There is also a quieter message here, directed less at the graduates themselves than at policymakers and partners. For the government, the academy hints at how private firms might share in the task of youth employment, which remains one of Nigeria’s most pressing challenges. For universities, it signals a willingness to connect classroom learning to industry needs. And for the corporate world more broadly, it points to agriculture as a sector that is beginning to professionalise.

These messages are implied rather than proclaimed, but they do not go unnoticed. “When a company invests like this, it changes the conversation,” said Olawunmi Farominiyi, a policy expert and strategist. “Students start to believe that a career in agribusiness is not only possible but potentially prestigious.” 

A long view 

The academy’s second batch of trainees will begin in September, effectively doubling the size of the inaugural cohort. Over time, Presco and its parent company, the SIAT Group, hope this initiative will develop into a hub for agribusiness leadership across West Africa.

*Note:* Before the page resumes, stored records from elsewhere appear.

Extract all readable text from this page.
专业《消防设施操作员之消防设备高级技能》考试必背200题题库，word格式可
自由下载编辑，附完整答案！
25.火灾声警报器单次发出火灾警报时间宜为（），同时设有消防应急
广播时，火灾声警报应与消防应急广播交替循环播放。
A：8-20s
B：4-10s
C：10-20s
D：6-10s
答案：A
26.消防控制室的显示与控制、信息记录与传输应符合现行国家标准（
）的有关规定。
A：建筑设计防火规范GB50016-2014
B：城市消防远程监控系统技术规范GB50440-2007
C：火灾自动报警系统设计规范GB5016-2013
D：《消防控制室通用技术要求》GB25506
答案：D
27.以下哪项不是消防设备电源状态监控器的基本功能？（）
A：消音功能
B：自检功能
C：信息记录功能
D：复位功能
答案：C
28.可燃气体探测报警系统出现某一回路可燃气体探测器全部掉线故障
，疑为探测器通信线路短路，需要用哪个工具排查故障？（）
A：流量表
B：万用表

Whether that ambition is realised remains to be seen. Yet there is something slightly different here: the integration of the academy into Presco’s everyday operations gives it a weight that short-term projects often lack.

If it succeeds, the initiative may achieve two things at once. It will provide Presco with the managers it needs for its own growth. But it might also — slowly, and unevenly — help to shift the way agriculture is viewed by the country’s graduates. Not as an afterthought, but as a profession in which one can build a career and, perhaps, even a future.